01 February 2014

What Happened To Nizah Morris?

Back in the days of the Civil Rights movement, it was not uncommon--especially in places like Alabama and Georgia--for police officers to offer "courtesy" rides to African-Americans who "appeared" to be "inebriated" or who "seemed" to be in "distress."

That would sound benevolent had some of said African-Americans not mysteriously died while in custody, or simply disappeared.  

Apparently, similar things still happen, and not only to African-Americans, and not only in the Deep South.

Three days before Christmas in 2002, transgender woman Nizah Morris died in a Philadelphia hospital from a subdural hematoma, the result of traumatic blows to her head.

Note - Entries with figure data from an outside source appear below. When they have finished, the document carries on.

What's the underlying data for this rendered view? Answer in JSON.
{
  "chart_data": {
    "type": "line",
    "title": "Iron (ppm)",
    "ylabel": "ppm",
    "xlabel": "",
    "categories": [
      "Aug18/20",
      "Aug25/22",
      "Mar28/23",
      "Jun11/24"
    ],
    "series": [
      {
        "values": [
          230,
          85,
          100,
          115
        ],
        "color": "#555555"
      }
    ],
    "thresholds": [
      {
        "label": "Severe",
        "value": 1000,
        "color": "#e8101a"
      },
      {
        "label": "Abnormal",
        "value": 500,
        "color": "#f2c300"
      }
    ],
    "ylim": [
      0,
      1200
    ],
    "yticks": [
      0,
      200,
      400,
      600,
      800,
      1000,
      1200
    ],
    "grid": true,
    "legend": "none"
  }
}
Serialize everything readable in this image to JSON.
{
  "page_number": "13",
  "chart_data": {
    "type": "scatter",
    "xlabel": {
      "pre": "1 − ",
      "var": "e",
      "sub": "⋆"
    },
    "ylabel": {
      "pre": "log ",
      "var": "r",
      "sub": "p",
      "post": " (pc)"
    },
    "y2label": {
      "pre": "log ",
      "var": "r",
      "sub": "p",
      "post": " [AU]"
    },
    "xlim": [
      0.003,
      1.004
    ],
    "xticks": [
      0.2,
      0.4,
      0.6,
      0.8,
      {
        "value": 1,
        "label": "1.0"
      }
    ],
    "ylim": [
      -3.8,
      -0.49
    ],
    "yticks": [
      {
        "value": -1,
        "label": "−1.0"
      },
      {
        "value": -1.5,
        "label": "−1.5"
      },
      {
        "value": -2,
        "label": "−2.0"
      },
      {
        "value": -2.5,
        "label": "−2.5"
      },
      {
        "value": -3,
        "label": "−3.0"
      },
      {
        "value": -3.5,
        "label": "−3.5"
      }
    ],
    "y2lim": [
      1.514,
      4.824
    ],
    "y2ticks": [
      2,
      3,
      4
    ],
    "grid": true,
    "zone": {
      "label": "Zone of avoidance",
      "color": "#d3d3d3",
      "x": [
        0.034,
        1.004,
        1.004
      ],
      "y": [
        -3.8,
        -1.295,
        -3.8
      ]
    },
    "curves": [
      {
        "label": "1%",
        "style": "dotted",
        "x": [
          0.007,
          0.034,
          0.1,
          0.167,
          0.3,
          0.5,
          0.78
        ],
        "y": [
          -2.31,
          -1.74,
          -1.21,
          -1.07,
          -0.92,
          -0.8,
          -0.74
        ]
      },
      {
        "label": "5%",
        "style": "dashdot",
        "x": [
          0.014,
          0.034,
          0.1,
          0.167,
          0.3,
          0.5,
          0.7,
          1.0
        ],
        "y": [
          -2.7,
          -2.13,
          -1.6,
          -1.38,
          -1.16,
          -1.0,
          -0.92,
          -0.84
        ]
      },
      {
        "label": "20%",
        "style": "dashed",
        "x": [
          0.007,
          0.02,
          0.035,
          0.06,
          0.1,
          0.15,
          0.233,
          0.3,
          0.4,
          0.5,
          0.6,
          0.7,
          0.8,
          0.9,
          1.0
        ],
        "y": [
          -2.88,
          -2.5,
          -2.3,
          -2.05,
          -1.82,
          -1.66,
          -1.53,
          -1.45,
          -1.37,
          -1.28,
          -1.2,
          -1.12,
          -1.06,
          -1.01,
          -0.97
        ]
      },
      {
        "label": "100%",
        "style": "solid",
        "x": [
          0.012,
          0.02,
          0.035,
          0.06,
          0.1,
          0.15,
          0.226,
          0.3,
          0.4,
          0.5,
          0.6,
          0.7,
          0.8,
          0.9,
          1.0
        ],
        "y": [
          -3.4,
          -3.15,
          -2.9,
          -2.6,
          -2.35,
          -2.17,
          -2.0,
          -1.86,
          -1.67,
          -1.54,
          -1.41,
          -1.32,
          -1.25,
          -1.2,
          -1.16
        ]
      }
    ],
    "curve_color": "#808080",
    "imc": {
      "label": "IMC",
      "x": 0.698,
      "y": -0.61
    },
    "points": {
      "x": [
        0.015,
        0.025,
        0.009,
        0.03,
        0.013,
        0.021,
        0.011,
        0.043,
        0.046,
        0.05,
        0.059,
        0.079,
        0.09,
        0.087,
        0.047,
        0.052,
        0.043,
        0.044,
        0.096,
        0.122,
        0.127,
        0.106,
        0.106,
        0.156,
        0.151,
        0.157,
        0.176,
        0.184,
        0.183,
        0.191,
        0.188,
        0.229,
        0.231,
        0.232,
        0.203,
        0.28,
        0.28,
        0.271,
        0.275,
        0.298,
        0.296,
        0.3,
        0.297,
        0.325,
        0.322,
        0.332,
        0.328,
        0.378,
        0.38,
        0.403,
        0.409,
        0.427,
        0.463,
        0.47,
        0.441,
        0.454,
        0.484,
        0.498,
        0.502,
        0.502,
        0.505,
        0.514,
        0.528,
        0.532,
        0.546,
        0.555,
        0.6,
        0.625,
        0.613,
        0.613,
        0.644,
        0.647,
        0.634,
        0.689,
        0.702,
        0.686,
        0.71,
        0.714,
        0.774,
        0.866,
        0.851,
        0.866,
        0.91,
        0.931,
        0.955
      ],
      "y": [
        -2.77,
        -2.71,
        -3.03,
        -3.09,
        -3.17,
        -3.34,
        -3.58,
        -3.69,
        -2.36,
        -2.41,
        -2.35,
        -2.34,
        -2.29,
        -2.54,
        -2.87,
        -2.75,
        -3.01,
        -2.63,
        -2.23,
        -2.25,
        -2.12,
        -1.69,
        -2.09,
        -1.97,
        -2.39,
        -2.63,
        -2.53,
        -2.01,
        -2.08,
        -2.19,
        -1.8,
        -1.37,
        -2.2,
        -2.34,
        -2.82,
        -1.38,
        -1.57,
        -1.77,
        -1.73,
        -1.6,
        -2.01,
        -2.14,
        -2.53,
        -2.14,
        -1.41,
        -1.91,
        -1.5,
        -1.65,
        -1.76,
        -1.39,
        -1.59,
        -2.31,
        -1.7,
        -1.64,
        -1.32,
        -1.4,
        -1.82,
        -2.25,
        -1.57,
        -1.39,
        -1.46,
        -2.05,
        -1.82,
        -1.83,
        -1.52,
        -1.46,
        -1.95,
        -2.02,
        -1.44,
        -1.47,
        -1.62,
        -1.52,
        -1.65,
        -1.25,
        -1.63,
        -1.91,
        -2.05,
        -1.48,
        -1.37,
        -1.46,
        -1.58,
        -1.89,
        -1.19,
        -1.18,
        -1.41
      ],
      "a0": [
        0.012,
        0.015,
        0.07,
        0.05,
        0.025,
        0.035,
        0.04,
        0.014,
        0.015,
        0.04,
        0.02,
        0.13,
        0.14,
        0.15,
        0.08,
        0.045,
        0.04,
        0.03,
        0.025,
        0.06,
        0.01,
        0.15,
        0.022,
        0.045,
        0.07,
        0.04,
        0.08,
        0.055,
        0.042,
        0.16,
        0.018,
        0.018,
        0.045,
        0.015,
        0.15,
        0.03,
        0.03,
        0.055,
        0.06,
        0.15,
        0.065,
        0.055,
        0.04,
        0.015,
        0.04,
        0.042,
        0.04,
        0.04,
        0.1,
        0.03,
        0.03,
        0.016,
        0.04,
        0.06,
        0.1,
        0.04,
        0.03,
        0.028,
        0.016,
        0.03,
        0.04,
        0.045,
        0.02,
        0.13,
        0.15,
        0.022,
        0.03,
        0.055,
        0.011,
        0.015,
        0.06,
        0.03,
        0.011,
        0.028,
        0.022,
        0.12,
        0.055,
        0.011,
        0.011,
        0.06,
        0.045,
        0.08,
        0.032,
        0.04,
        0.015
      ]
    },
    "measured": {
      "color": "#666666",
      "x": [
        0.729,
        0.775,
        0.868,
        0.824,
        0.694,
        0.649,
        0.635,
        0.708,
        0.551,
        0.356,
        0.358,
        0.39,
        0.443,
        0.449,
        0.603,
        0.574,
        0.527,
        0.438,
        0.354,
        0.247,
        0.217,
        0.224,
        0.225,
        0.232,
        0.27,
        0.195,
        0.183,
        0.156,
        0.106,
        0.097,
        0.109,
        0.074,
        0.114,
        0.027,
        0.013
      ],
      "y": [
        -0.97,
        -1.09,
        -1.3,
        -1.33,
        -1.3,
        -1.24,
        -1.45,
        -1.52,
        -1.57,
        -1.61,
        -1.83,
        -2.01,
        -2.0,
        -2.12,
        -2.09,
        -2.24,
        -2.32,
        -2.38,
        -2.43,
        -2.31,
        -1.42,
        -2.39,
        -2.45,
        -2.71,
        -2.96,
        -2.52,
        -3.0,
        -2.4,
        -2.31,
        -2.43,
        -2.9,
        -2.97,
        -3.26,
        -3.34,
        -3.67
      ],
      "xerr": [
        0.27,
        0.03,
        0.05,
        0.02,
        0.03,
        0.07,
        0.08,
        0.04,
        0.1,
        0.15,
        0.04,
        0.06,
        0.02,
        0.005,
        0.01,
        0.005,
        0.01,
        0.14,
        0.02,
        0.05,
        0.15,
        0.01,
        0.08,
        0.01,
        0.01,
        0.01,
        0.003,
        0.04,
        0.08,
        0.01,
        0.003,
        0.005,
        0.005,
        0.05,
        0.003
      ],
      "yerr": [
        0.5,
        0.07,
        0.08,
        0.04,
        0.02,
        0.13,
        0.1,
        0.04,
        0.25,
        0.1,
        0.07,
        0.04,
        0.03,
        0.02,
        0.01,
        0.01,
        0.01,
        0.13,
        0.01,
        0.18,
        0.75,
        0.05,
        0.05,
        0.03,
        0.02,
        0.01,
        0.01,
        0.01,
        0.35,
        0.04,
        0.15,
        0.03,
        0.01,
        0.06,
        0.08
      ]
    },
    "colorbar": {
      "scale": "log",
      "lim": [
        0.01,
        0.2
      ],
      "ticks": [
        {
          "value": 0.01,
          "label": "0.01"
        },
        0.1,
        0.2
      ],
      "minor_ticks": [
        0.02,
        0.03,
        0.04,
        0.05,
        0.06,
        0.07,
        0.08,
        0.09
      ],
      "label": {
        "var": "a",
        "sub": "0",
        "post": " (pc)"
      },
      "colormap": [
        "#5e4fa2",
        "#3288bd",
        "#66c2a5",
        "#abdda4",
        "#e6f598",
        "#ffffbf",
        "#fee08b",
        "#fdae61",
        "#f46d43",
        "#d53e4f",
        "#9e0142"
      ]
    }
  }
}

Morris had been out drinking when a concerned bar patron called an ambulance for her.  She turned down the opportunity to go to the emergency room and instead accepted a courtesy ride from Philadelphia police officer Elizabeth Skala.     

Morris never made it home.  Skala claims that Morris asked her to drop her off at a corner two minutes away from the bar where she'd been drinking--but 45 minutes from her apartment.  A minute after Skala left her at the corner of Chancellor and South Juniper Streets, a motorist (according to his testimony) found Morris, naked from the waist up and bleeding from her head, lying on the street. 

Now, here's where things get interesting. 

 Another witness reports having seen her body on the street fifteen minutes later and a police officer pulling a jacket over her face as her body was loaded into the ambulance.  The ambulance attendants said they loaded her body at the same time--3:30 a.m.--the first witness (the motorist) claims to have found it.  The officer on the scene says the ambulance didn't depart until 3:45.

If these accounts are even remotely accurate, why was there such a delay in embarking for the hospital?  And why did the officer pull the jacket over Morris's face as if she were already dead?  Finally, why wasn't the police report released until 2011--nearly a decade after Ms. Morris' death?  And why did it take a freedom-of-information request from Philadelphia Gay News to make that document see the light of day?

Are you surprised to learn that her family thinks the police murdered her?  

I agree with them.  Call me a conspiracy theorist if you like.  But I've found that people who so label other people have not--or don't want to admit that they have--been subjected to abuses of power.  I know:  I was once such a person.  

Whether I'm proved right or wrong, I hope that the true story of Nizah Morris's death is disclosed, and that her family finds the peace she didn't have in those last moments of her life.